In this post I plan to take you on a trip back through history to a time when Tony Blair had been Prime Minister for just six months, Gordon Brown was Chancellor of the Exchequer and ‘The Teletubbies say “Eh-Oh”‘ was at the top of the UK singles chart. Yes, I am describing the year 1997. I’m aware that 1997 is not long ago in relation to some of the records held at The National Archives, but as my colleague Mark Merifield explained in his recent post, the last few decades have seen drastic changes in the way that public records are produced. A majority of records are now digital and many are made available through the internet.

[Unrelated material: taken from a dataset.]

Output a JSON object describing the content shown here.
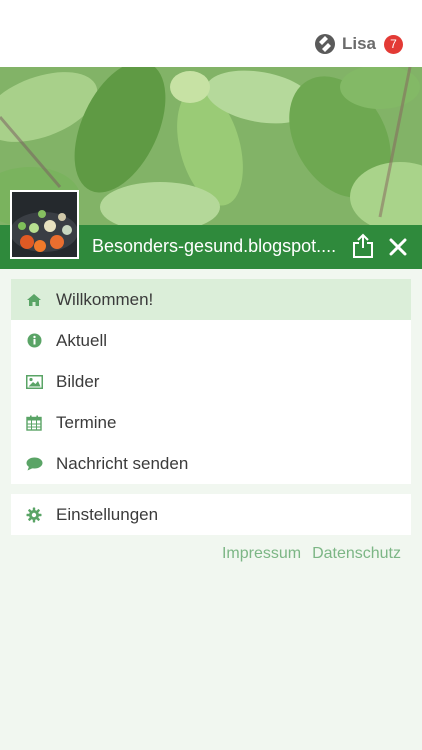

I work as part of the Web Continuity Team and we are responsible for archiving the websites of UK Central Government departments. The first departmental websites were launched in the mid-1990s just as general use of the internet began to take off. As government use of the internet increased, The National Archives recognised that valuable information was at risk of being lost and in 2003 we began a programme of archiving websites. We worked with the Internet Archive, a US based non-profit organisation which had started archiving websites from around the world as early as 1996. Fortunately for us the Internet Archive had archived several early UK Central Government websites. Some of these early archived versions are now available through the UK Government Web Archive.
One of my favourite examples is this instance of the HM Treasury website which was archived in December 1997.
Viewing the earliest captures in the archive is like a step down memory lane for me. I’m transported back to the dark days of dial up and having to wait through 10 minutes of strange noises while the modem dialled several phone numbers before finally connecting to the web. Then after all that having to disconnect a few minutes later because someone else in the house needed to use the phone!